Editorial-201501-002

thcene 01/2015 (Januar-Februar)

Vor knapp zwei Jahren wurde Cannabis im US-Bundesstaat Colorado sowohl für den medizinischen als auch den Freizeitgebrauch freigegeben – dadurch bekam die weltweite Legalisierungsbewegung eine Dynamik wie selten zuvor.

Ein Jahr nachdem die ersten Hanf-Fachgeschäfte eröffnet haben, in denen Cannabisblüten für Erwachsene frei erhältlich sind, wurde nun erstmals Bilanz gezogen. In einer sehr interessanten Artikelsammlung dokumentiert die “Marihuana Industry Group” – ein Netzwerk von Hanf-Unternehmen in Colorado – anhand von zahlreichen Medienberichten die größtenteils positive Entwicklung der wachsenden, professionellen Cannabisszene.

Zweifellos zeigt der Bericht, dass die neu geschaffene Regulierung viel besser funktioniert als die vorher geltende  Verbotspolitik  und dass die von Anfang an übertriebenen Befürchtungen der Legalisierungsgegner nicht eingetroffen sind. Ganz im Gegenteil. Wer sich Sorgen um die Jugend von Colorado gemacht und in der Angst gelebt hat, Kinder und Jugendliche würden nun zu verstrahlten und demotivierten Cannabis-Zombies mutieren, wurde schnell eines Besseren belehrt. Schließlich nimmt der Konsum von Marihuana unter Jugendlichen in Colorado nicht zu, sondern seit 2009 beständig ab. Kifften vor der Legalisierung noch rund 24 Prozent der Schüler, sind es mittlerweile nur noch 20 Prozent. Eine ähnliche Entwicklung ließ sich auch in Ländern wie z.B. den Niederlanden beobachten, wo es einen regulierten Cannabismarkt gibt.

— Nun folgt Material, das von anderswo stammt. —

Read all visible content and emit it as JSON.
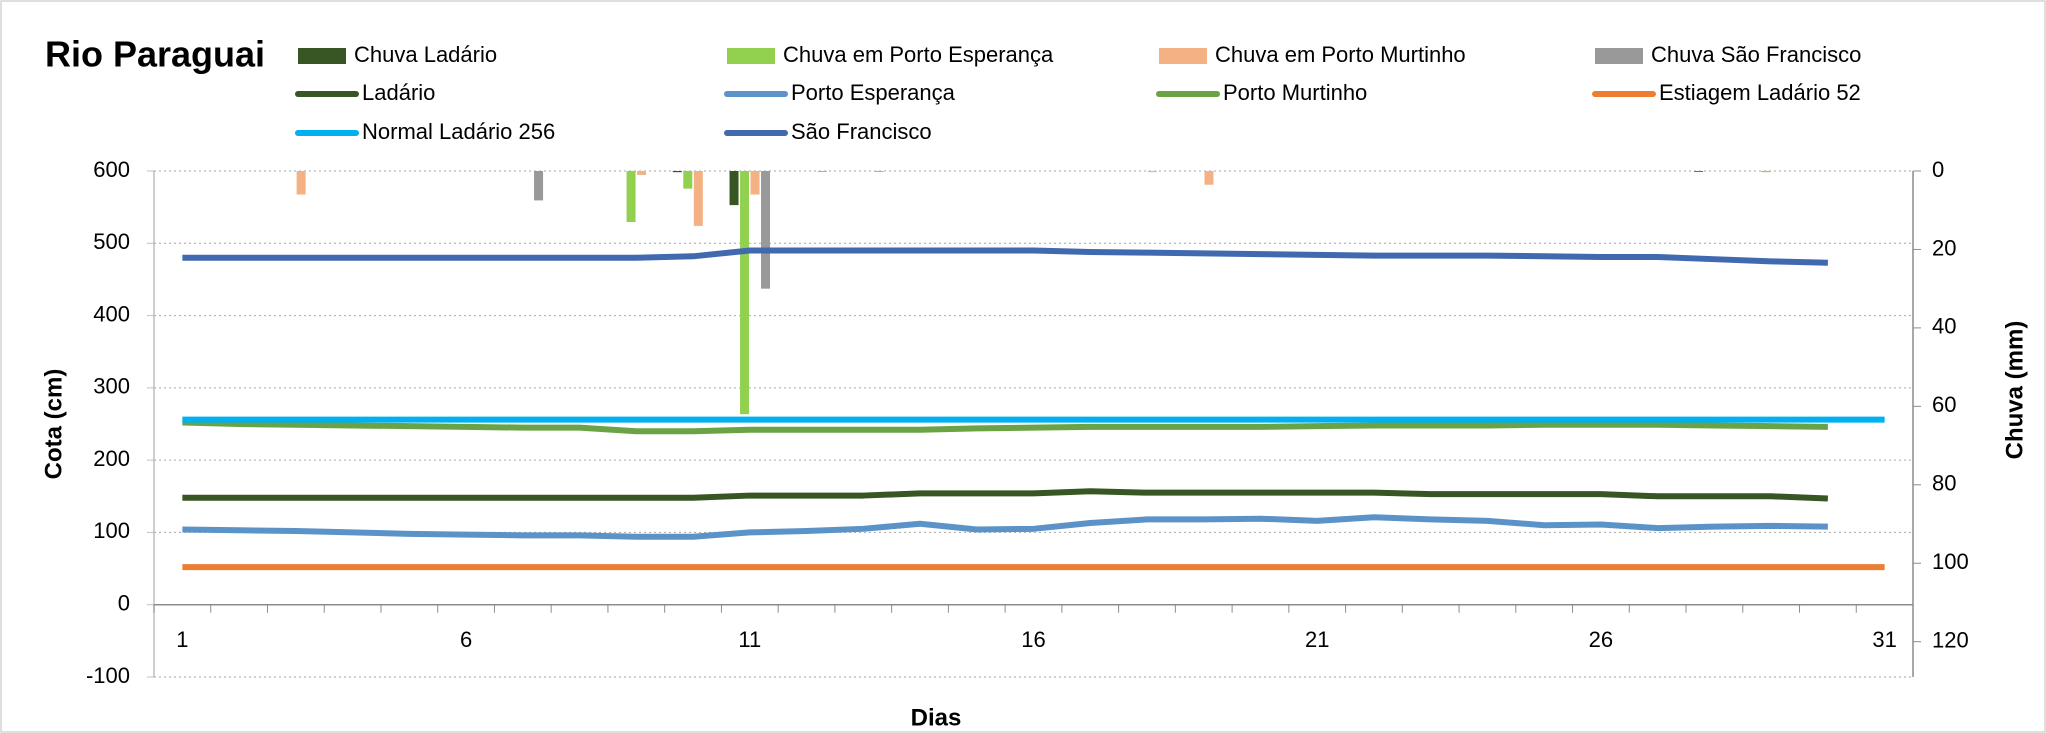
{
  "chart_data": {
    "type": "combo",
    "title": "Rio Paraguai",
    "x_label": "Dias",
    "y_label": "Cota  (cm)",
    "y2_label": "Chuva (mm)",
    "x": [
      1,
      2,
      3,
      4,
      5,
      6,
      7,
      8,
      9,
      10,
      11,
      12,
      13,
      14,
      15,
      16,
      17,
      18,
      19,
      20,
      21,
      22,
      23,
      24,
      25,
      26,
      27,
      28,
      29,
      30,
      31
    ],
    "xlim": [
      0.5,
      31.5
    ],
    "xticks": [
      1,
      6,
      11,
      16,
      21,
      26,
      31
    ],
    "ylim": [
      -100,
      600
    ],
    "yticks": [
      -100,
      0,
      100,
      200,
      300,
      400,
      500,
      600
    ],
    "y2lim": [
      0,
      129
    ],
    "y2ticks": [
      0,
      20,
      40,
      60,
      80,
      100,
      120
    ],
    "y2_inverted": true,
    "grid": true,
    "series": [
      {
        "name": "Chuva Ladário",
        "kind": "bar",
        "axis": "y2",
        "color": "#375623",
        "values": [
          0,
          0,
          0,
          0,
          0,
          0,
          0,
          0,
          0,
          0.3,
          8.7,
          0,
          0,
          0,
          0,
          0,
          0,
          0,
          0,
          0,
          0,
          0,
          0,
          0,
          0,
          0,
          0,
          0.2,
          0,
          0,
          0
        ]
      },
      {
        "name": "Chuva em Porto Esperança",
        "kind": "bar",
        "axis": "y2",
        "color": "#92d050",
        "values": [
          0,
          0,
          0,
          0,
          0,
          0,
          0,
          0,
          13,
          4.5,
          62,
          0,
          0,
          0,
          0,
          0,
          0,
          0,
          0,
          0,
          0,
          0,
          0,
          0,
          0,
          0,
          0,
          0,
          0.3,
          0,
          0
        ]
      },
      {
        "name": "Chuva em Porto Murtinho",
        "kind": "bar",
        "axis": "y2",
        "color": "#f4b183",
        "values": [
          0,
          0,
          6,
          0,
          0,
          0,
          0,
          0,
          1,
          14,
          6,
          0,
          0,
          0,
          0,
          0,
          0,
          0.3,
          3.5,
          0,
          0,
          0,
          0,
          0,
          0,
          0,
          0,
          0,
          0,
          0,
          0
        ]
      },
      {
        "name": "Chuva São Francisco",
        "kind": "bar",
        "axis": "y2",
        "color": "#999999",
        "values": [
          0,
          0,
          0,
          0,
          0,
          0,
          7.5,
          0,
          0,
          0,
          30,
          0.2,
          0.2,
          0,
          0,
          0,
          0,
          0,
          0,
          0,
          0,
          0,
          0,
          0,
          0,
          0,
          0,
          0,
          0,
          0,
          0
        ]
      },
      {
        "name": "Ladário",
        "kind": "line",
        "color": "#375623",
        "values": [
          148,
          148,
          148,
          148,
          148,
          148,
          148,
          148,
          148,
          148,
          151,
          151,
          151,
          154,
          154,
          154,
          157,
          155,
          155,
          155,
          155,
          155,
          153,
          153,
          153,
          153,
          150,
          150,
          150,
          147,
          null
        ]
      },
      {
        "name": "Porto Esperança",
        "kind": "line",
        "color": "#5b93c9",
        "values": [
          104,
          103,
          102,
          100,
          98,
          97,
          96,
          96,
          94,
          94,
          100,
          102,
          105,
          112,
          104,
          105,
          113,
          118,
          118,
          119,
          116,
          121,
          118,
          116,
          110,
          111,
          106,
          108,
          109,
          108,
          null
        ]
      },
      {
        "name": "Porto Murtinho",
        "kind": "line",
        "color": "#6aa345",
        "values": [
          252,
          250,
          249,
          248,
          247,
          246,
          245,
          245,
          240,
          240,
          242,
          242,
          242,
          242,
          244,
          245,
          246,
          246,
          246,
          246,
          247,
          248,
          248,
          248,
          249,
          249,
          249,
          248,
          247,
          246,
          null
        ]
      },
      {
        "name": "Estiagem Ladário 52",
        "kind": "line",
        "color": "#ed7d31",
        "values": [
          52,
          52,
          52,
          52,
          52,
          52,
          52,
          52,
          52,
          52,
          52,
          52,
          52,
          52,
          52,
          52,
          52,
          52,
          52,
          52,
          52,
          52,
          52,
          52,
          52,
          52,
          52,
          52,
          52,
          52,
          52
        ]
      },
      {
        "name": "Normal Ladário 256",
        "kind": "line",
        "color": "#00b0f0",
        "values": [
          256,
          256,
          256,
          256,
          256,
          256,
          256,
          256,
          256,
          256,
          256,
          256,
          256,
          256,
          256,
          256,
          256,
          256,
          256,
          256,
          256,
          256,
          256,
          256,
          256,
          256,
          256,
          256,
          256,
          256,
          256
        ]
      },
      {
        "name": "São Francisco",
        "kind": "line",
        "color": "#4169b0",
        "values": [
          480,
          480,
          480,
          480,
          480,
          480,
          480,
          480,
          480,
          482,
          490,
          490,
          490,
          490,
          490,
          490,
          488,
          487,
          486,
          485,
          484,
          483,
          483,
          483,
          482,
          481,
          481,
          478,
          475,
          473,
          null
        ]
      }
    ]
  }
}
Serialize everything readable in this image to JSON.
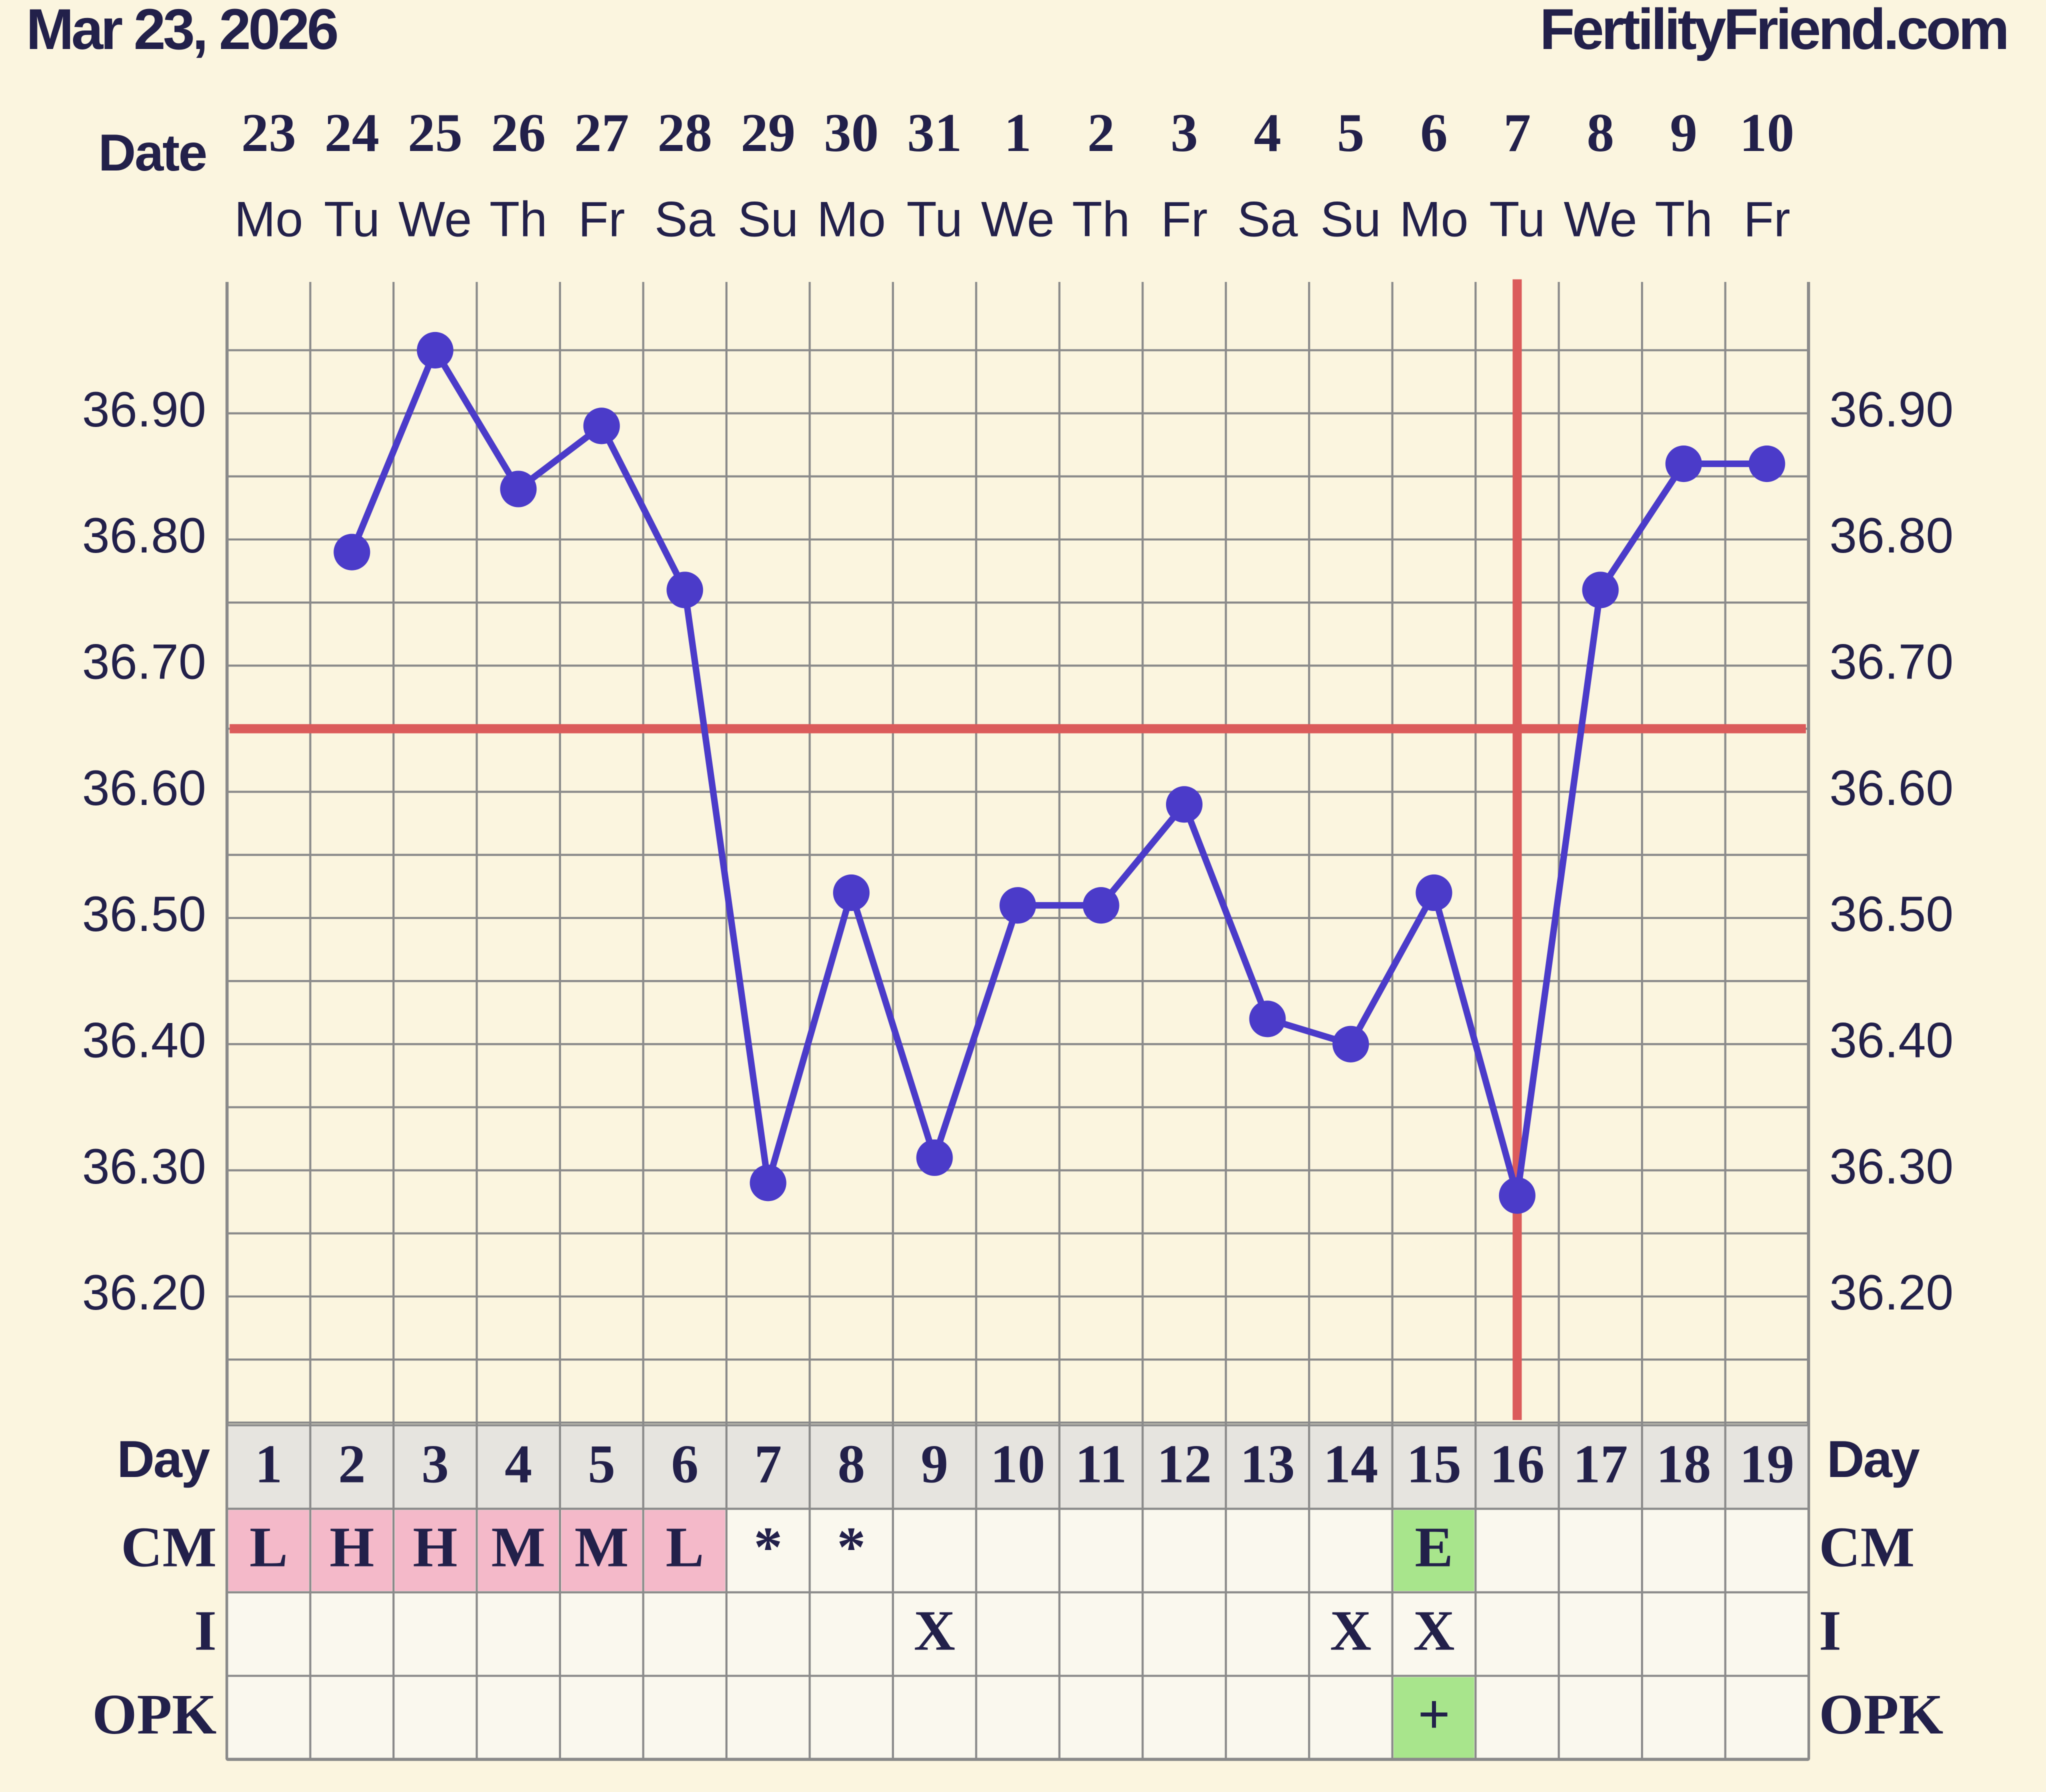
{
  "header": {
    "date": "Mar 23, 2026",
    "site": "FertilityFriend.com"
  },
  "chart_data": {
    "type": "line",
    "x_label": "Date",
    "categories": [
      "23",
      "24",
      "25",
      "26",
      "27",
      "28",
      "29",
      "30",
      "31",
      "1",
      "2",
      "3",
      "4",
      "5",
      "6",
      "7",
      "8",
      "9",
      "10"
    ],
    "weekdays": [
      "Mo",
      "Tu",
      "We",
      "Th",
      "Fr",
      "Sa",
      "Su",
      "Mo",
      "Tu",
      "We",
      "Th",
      "Fr",
      "Sa",
      "Su",
      "Mo",
      "Tu",
      "We",
      "Th",
      "Fr"
    ],
    "values": [
      null,
      36.79,
      36.95,
      36.84,
      36.89,
      36.76,
      36.29,
      36.52,
      36.31,
      36.51,
      36.51,
      36.59,
      36.42,
      36.4,
      36.52,
      36.28,
      36.76,
      36.86,
      36.86
    ],
    "color": "#4b3bc9",
    "ylim": [
      36.1,
      37.0
    ],
    "yticks": [
      {
        "value": 36.2,
        "label": "36.20"
      },
      {
        "value": 36.3,
        "label": "36.30"
      },
      {
        "value": 36.4,
        "label": "36.40"
      },
      {
        "value": 36.5,
        "label": "36.50"
      },
      {
        "value": 36.6,
        "label": "36.60"
      },
      {
        "value": 36.7,
        "label": "36.70"
      },
      {
        "value": 36.8,
        "label": "36.80"
      },
      {
        "value": 36.9,
        "label": "36.90"
      }
    ],
    "minor_yticks": [
      36.15,
      36.25,
      36.35,
      36.45,
      36.55,
      36.65,
      36.75,
      36.85,
      36.95
    ],
    "grid": true,
    "coverline": 36.65,
    "ovulation_day": 16,
    "marker_line_color": "#db5b5b",
    "day_label": "Day",
    "days": [
      1,
      2,
      3,
      4,
      5,
      6,
      7,
      8,
      9,
      10,
      11,
      12,
      13,
      14,
      15,
      16,
      17,
      18,
      19
    ],
    "rows": [
      {
        "label": "CM",
        "values": [
          "L",
          "H",
          "H",
          "M",
          "M",
          "L",
          "*",
          "*",
          null,
          null,
          null,
          null,
          null,
          null,
          "E",
          null,
          null,
          null,
          null
        ],
        "colors": [
          "#f4b9c9",
          "#f4b9c9",
          "#f4b9c9",
          "#f4b9c9",
          "#f4b9c9",
          "#f4b9c9",
          null,
          null,
          null,
          null,
          null,
          null,
          null,
          null,
          "#a8e58c",
          null,
          null,
          null,
          null
        ]
      },
      {
        "label": "I",
        "values": [
          null,
          null,
          null,
          null,
          null,
          null,
          null,
          null,
          "X",
          null,
          null,
          null,
          null,
          "X",
          "X",
          null,
          null,
          null,
          null
        ],
        "colors": [
          null,
          null,
          null,
          null,
          null,
          null,
          null,
          null,
          null,
          null,
          null,
          null,
          null,
          null,
          null,
          null,
          null,
          null,
          null
        ]
      },
      {
        "label": "OPK",
        "values": [
          null,
          null,
          null,
          null,
          null,
          null,
          null,
          null,
          null,
          null,
          null,
          null,
          null,
          null,
          "+",
          null,
          null,
          null,
          null
        ],
        "colors": [
          null,
          null,
          null,
          null,
          null,
          null,
          null,
          null,
          null,
          null,
          null,
          null,
          null,
          null,
          "#a8e58c",
          null,
          null,
          null,
          null
        ]
      }
    ]
  }
}
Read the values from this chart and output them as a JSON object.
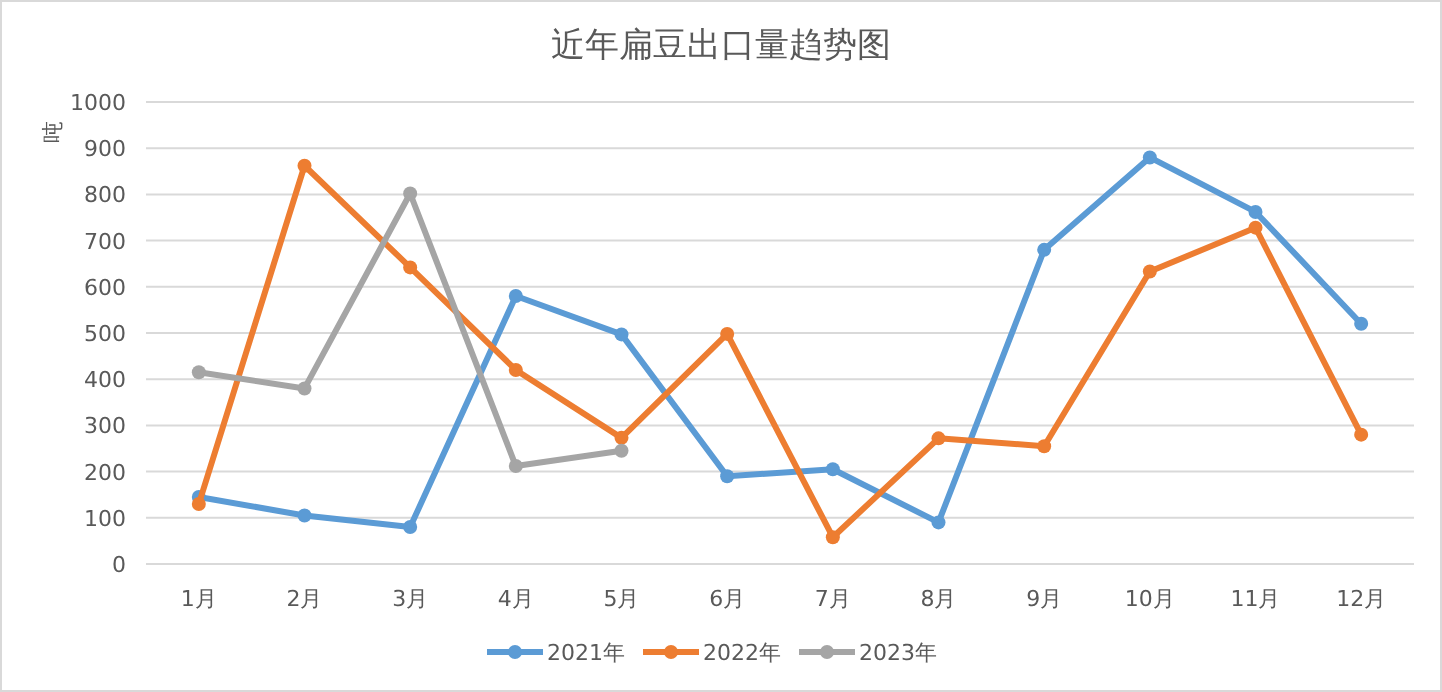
{
  "chart_data": {
    "type": "line",
    "title": "近年扁豆出口量趋势图",
    "ylabel": "吨",
    "categories": [
      "1月",
      "2月",
      "3月",
      "4月",
      "5月",
      "6月",
      "7月",
      "8月",
      "9月",
      "10月",
      "11月",
      "12月"
    ],
    "series": [
      {
        "name": "2021年",
        "color": "#5b9bd5",
        "values": [
          145,
          105,
          80,
          580,
          497,
          190,
          205,
          90,
          680,
          880,
          762,
          520
        ]
      },
      {
        "name": "2022年",
        "color": "#ed7d31",
        "values": [
          130,
          862,
          642,
          420,
          273,
          498,
          58,
          272,
          255,
          633,
          728,
          280
        ]
      },
      {
        "name": "2023年",
        "color": "#a5a5a5",
        "values": [
          415,
          380,
          802,
          212,
          245,
          null,
          null,
          null,
          null,
          null,
          null,
          null
        ]
      }
    ],
    "ylim": [
      0,
      1000
    ],
    "yticks": [
      0,
      100,
      200,
      300,
      400,
      500,
      600,
      700,
      800,
      900,
      1000
    ],
    "grid": "y",
    "legend": "bottom",
    "marker": "circle",
    "line_style": "solid"
  }
}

Wirtschaftlich hat die neue grüne Industrie einen wahren Boom ausgelöst und dafür gesorgt, dass Colorado die niedrigste Arbeitslosenquote in den USA hat und unter Experten als der Bundesstaat mit der besten Wirtschaftsprognose gilt. Da die nicht unbeträchtlichen Mehreinnahmen durch die auferlegten Steuern aus dem Handel mit Cannabis zweckgebunden sind, konnten bereits finanzielle Mittel in Millionenhöhe in die Prävention, das Schulsystem und die Aufklärung investiert werden. Die Steuereinnahmen belaufen sich in dem

5-Millionen-Einwohner-Staat bisher auf über 100 Millionen Dollar und stellen einen wahren Segen für die Haushaltskasse dar.

Würde man diese Zahlen auf Deutschland mit seinen 80 Millionen Einwohnern übertragen, könnte man mit Steuereinnahmen in Höhe von 1,3 Milliarden Euro pro Jahr rechnen. Doch leider hält die Bundesregierung immer noch hartnäckig an ihrer verfehlten Verbotspolitik fest – und verschließt auch weiterhin die Augen vor der sozialen und wissenschaftlichen Realität. So verwundert es nicht, dass die Bundesdrogenbeauftragte Marlene Mortler, dem Deutschen Hanfverband wegen dessen Legalisierungs-Werbespots (die seit November in über 200 Städten und 361 Kinos laufen) unterstellt, “auf schäbige Art und Weise mit den Ängsten der Menschen zu spielen”.

Colorado zeigt, dass eine Legalisierung von Cannabis glücken und für Staat und Bevölkerung von Vorteil sein kann – sowohl im sozialen als auch finanziellen Sinne. Deutsche Politiker sollten aufpassen, dass sie nicht wieder die Zeichen der Zeit verpassen.

Denn wer zu spät kommt, den bestraft bekanntermaßen das Leben.